Three weeks ago, she took in a homeless guy named Victory Begezzio. She did this all the time. Juvies, mostly. Begezzio claimed he was turning his life around. He said he was working for a church. She bought the story and gave him a cot in the cellar.
He started bringing home bags of white powder. She called him on it. He said the church was having a bake sale and the church ladies told him to hoard baking soda. She bought that, too. Some Bible verse told her she should. How do you question that stuff?
Victory brought home a friend. Older guy. Unshaven. Nervous hands and dishonest eyes. Wore the same clothes every day and walked like he owned the world. Her dander got up. She stayed awake and listened for trouble. She found it last night.
"They were having a party," she said. "Just the two of them. They had a phonograph and they were playing Artie Shaw. Then I heard something that sounded like a fight. A lightbulb popped and it scared the dickens out of me. So I took Mr. Hill's shotgun -- may he rest in peace - and went to the cellar.
"Well, the lightbulb had gone out, and it was dark. I heard someone say 'Get her!' and these shadows moved toward me. Stinking, sweaty shadows. That's when I fired. Bada-bing, bada-boom, two triggers pulled just like that.
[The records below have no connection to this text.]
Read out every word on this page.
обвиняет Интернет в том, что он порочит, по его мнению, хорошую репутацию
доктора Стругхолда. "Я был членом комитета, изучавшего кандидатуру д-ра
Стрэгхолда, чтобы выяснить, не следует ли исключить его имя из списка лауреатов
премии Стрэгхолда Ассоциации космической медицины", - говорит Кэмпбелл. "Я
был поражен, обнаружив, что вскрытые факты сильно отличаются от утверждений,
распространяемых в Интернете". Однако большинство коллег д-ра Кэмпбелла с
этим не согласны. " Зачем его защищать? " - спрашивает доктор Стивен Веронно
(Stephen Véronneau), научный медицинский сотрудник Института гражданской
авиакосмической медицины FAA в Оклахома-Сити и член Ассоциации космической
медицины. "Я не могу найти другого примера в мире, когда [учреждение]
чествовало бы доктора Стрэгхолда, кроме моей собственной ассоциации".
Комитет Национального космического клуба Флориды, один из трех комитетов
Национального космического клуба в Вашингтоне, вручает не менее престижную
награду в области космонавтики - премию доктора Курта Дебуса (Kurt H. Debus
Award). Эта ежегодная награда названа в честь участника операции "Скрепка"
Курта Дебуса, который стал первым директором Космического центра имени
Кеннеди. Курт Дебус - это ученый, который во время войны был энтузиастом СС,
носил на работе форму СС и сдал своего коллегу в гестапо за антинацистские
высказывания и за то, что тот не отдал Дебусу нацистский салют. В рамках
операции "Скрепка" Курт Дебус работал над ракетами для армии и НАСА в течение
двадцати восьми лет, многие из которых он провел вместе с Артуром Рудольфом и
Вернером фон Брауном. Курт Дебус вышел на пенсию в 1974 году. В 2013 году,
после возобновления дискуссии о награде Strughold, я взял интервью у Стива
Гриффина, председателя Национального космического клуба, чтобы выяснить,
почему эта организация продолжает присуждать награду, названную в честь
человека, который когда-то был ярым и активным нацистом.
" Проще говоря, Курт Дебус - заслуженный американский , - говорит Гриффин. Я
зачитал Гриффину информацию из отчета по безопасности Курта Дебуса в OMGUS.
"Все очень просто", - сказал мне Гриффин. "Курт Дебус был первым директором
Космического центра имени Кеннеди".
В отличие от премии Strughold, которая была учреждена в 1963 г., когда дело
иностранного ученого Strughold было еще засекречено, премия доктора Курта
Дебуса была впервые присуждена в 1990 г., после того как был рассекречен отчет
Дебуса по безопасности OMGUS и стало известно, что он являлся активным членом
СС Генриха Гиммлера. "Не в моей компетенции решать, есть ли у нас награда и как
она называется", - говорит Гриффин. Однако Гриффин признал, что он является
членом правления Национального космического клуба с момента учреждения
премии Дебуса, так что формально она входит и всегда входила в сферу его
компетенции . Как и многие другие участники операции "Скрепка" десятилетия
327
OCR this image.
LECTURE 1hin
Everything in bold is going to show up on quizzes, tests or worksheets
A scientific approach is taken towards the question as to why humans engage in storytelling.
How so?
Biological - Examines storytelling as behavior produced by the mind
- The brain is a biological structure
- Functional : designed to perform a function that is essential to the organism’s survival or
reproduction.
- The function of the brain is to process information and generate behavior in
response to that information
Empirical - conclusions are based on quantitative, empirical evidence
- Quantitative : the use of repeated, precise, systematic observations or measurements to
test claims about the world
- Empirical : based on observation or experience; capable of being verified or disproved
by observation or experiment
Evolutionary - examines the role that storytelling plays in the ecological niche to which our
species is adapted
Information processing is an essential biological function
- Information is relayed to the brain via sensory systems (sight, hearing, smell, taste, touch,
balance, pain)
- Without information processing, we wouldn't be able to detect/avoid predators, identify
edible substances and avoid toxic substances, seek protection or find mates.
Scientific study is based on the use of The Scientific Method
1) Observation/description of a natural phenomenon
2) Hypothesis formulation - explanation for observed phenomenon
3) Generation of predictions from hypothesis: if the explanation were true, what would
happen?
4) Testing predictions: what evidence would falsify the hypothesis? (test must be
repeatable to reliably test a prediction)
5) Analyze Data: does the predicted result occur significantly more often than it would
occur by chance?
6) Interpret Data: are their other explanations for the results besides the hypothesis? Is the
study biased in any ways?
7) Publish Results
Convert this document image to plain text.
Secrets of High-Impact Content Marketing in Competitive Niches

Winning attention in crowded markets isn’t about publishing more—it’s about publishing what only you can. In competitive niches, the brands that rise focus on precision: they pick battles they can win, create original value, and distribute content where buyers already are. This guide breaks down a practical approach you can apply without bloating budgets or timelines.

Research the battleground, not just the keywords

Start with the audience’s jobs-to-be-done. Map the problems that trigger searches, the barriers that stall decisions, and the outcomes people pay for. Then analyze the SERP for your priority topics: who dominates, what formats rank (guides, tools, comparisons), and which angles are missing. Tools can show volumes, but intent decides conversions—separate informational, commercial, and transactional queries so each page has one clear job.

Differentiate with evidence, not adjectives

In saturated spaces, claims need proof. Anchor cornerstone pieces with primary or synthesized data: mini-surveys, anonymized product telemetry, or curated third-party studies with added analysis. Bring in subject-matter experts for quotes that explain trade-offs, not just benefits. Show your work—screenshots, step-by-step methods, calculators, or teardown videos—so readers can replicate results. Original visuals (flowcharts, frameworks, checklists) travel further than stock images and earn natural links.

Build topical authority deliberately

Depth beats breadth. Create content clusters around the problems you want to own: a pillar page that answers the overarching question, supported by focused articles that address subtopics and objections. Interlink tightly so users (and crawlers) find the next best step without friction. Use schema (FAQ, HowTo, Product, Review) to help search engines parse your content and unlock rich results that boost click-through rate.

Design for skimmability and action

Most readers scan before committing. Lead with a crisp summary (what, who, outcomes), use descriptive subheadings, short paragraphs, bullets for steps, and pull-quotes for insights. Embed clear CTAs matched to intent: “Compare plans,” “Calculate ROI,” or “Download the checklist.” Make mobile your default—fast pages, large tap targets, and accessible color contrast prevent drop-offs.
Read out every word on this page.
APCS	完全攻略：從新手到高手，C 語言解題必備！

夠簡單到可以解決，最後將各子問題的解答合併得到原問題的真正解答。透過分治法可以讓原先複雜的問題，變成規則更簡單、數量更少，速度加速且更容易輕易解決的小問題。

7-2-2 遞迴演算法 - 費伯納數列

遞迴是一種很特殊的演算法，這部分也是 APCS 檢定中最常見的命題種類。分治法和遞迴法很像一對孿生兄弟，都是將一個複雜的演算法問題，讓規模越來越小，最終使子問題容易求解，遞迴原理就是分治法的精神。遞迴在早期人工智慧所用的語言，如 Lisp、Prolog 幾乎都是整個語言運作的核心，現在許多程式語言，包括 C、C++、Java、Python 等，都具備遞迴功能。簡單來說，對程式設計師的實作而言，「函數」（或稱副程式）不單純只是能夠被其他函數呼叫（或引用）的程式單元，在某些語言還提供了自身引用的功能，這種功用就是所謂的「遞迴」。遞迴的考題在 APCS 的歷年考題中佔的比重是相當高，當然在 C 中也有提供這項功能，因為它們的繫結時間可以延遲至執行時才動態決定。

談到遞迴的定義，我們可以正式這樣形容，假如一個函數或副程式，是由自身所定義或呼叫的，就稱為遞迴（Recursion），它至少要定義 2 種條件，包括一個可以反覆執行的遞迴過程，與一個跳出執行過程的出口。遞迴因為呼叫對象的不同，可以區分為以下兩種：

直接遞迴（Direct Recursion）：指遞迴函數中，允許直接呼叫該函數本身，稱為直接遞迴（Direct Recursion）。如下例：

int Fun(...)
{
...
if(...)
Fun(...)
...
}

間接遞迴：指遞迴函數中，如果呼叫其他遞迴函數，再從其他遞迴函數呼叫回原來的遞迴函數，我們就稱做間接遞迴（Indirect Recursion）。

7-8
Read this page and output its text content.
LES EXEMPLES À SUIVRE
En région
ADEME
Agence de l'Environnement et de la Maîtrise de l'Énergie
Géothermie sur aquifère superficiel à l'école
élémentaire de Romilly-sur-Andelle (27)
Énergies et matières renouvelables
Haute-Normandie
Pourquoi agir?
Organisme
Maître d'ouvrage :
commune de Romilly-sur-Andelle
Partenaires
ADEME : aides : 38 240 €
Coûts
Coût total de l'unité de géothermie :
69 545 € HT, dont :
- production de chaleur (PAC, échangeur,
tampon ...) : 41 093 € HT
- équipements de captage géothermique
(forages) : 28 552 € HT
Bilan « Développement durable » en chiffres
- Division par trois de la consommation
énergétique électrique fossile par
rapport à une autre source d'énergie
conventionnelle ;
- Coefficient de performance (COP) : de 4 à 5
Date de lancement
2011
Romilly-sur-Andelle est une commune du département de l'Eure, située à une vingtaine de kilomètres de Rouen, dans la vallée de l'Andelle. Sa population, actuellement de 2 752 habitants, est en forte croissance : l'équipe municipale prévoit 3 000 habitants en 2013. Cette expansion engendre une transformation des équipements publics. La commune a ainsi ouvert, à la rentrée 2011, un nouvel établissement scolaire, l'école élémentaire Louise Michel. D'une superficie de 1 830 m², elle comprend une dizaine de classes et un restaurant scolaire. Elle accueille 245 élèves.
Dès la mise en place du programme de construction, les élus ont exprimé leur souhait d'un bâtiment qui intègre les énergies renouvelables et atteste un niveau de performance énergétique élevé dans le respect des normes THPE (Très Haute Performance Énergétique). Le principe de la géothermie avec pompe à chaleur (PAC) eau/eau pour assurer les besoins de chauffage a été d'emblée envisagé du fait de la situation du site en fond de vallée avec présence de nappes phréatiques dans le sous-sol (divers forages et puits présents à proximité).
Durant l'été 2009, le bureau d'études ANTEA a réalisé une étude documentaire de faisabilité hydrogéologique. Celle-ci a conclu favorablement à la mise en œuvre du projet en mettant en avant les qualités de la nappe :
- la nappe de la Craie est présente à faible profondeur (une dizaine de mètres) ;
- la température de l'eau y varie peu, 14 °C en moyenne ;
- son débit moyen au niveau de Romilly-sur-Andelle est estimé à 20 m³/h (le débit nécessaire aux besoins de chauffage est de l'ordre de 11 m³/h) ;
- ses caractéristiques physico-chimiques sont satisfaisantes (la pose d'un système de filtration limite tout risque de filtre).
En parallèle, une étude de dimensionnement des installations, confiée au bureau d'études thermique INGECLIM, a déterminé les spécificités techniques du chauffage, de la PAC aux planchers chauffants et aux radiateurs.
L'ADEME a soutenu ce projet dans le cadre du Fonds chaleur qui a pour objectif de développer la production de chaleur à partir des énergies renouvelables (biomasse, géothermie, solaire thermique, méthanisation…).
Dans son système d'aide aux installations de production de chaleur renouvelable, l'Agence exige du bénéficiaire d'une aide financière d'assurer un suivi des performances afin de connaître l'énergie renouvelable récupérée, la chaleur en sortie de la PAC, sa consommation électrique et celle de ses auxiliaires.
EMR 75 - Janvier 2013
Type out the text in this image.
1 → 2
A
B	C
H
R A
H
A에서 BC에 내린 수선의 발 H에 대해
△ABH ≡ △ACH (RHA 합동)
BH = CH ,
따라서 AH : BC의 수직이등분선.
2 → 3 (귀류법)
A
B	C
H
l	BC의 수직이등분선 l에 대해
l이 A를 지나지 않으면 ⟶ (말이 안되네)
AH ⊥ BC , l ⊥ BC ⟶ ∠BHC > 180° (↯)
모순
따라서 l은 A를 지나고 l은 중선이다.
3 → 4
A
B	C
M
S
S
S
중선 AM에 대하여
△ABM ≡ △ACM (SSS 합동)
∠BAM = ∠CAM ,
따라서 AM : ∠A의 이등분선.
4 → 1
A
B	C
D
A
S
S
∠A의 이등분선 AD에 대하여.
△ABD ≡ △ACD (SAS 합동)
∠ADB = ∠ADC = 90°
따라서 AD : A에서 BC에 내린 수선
It was very easy. I ran upstairs and got my oil lamp. When I returned, I saw them staring back at me in the light."
I was just about to ask about the other guy when half the San Francisco police department tumbled into the newsroom. A sergeant fired his pistol in the air and demanded quiet. He got a faceful of ceiling plaster. A copy boy shuffled by and handed the sergeant a broom.
"Really, sergeant," Mrs. Hill called. "You don't have to shoot me."
I put the shotgun down in case the cops had other ideas. Mrs. Hill laughed. "I told them I'd be here, Mr. Smith. No sense in being on the lam. I can't shimmy down a drain pipe anymore. But I wanted to give you the scoop. You've always been so nice to me."
A patrolman slapped a pair of wrist bracelets on Mrs. Hill. Another one grabbed the cannon. I got hot. "Hey! She's 58 years old! Maybe three of you can handle her without getting your doughnut asses kicked in?"
A sergeant caught the doughnut remark and sauntered up to my desk. He twirled his nightstick and whistled a nameless tune. Our eyes locked and we understood each other. "Watch your mouth, Foiler. You got no business harboring a killer in your newsroom."
"We've got the likes of you."
He laughed and his eyes shrunk into little pinpricks of rage. White knuckles gripped his nightstick. He tapped it on my desk, softly, dangerously. "We're putting her in solitary. She'll get bread and water and I'll be surprised if they give her a phone call."
"Come on, chief. She had two thugs in her basement. They were riding high on horse and wasting a good Artie Shaw record. One guy was named Victory Begezzio. He probably has a record."
"I'm sure he does," the sergeant snarled. "The problem is the other guy."
"Who's the other guy?"
The sergeant pointed at Mrs. Hill as cops hustled her out of the newsroom. "I got ten bucks that says she'll be sucking gas before Easter."
"How do you figure?"
"She just killed the mayor's son."

Chapter Two

We sent a cop reporter to get the nuts and bolts. My editor told me to make the next big play since me and Mrs. Hill were tight from the City Hall beat. I sat down with a notebook and made a list.